Thüringen Förster besorgt: Waldbrandgefahr nimmt stetig zu

Thüringenforst beginnt mit der Waldbrandüberwachung im Freistaat. Sollte das Wetter im Frühjahr 2020 dem des Vorjahres ähneln, sei schon früh mit Waldbränden zu rechnen, sagte Vorstand Volker Gebhard.

Wald mit abgestorbenen Bäumen aus der Luft gesehen.
Bis Ende Oktober wird täglich die aktuelle Waldbrandgefahr ermittelt. Bildrechte: MDR/PD Dr. S. Hese, Lehrstuhl für Fernerkundung, JenaCopterLabs, Friedrich-Schiller-Universität Jena

Die Waldbrandgefahr in Thüringen nimmt stetig zu. Die Anzahl der Tage mit hoher oder auch sehr hoher Waldbrandgefahrenstufe sei in den vergangenen Jahren signifikant gestiegen, sagte Thüringenforst-Vorstand Volker Gebhardt.

Bisher galten die Wälder im Freistaat mit wenigen Ausnahmen als gering durch Feuer bedroht. Der Klimawandel lasse die Förster aber mit Sorge in die Zukunft blicken, heißt es. Im vergangenen Jahr wurden in Thüringen 44 Waldbrände auf einer Fläche von knapp 22 Hektar erfasst, im Jahr zuvor waren es 42 Waldbrände auf 22 Hektar Fläche. Diese beiden Jahre bildeten laut Thüringenforst das zweitstärkste Waldbrandgeschehen der letzten 24 Jahre im Freistaat ab.

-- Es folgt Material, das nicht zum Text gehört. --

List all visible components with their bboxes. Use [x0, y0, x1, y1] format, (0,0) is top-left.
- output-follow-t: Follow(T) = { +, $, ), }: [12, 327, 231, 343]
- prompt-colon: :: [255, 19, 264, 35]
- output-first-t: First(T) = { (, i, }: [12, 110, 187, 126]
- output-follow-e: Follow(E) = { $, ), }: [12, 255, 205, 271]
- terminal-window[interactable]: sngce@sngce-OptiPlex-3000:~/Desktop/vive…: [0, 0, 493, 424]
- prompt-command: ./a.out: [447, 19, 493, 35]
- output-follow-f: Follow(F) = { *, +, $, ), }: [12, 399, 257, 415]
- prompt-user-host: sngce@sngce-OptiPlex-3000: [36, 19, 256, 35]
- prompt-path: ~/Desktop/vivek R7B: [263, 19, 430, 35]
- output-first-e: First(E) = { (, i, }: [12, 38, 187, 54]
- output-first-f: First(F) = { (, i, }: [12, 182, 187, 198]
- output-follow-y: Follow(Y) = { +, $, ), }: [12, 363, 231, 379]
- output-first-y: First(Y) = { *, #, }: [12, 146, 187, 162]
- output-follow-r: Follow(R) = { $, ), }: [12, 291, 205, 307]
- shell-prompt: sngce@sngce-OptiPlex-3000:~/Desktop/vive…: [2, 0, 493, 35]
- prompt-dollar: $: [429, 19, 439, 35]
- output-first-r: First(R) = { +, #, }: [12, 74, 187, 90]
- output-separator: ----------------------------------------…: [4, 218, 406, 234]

Waldbrandgefahr wird täglich ermittelt

Sollte das Wetter im Frühjahr 2020 dem des Vorjahres ähneln, sei schon früh mit Waldbränden zu rechnen. Pünktlich zum 1. März startet Thüringenforst die Waldbrandüberwachung. Die Aufgabe werde immer wichtiger und komplexer, sagte Gebhardt.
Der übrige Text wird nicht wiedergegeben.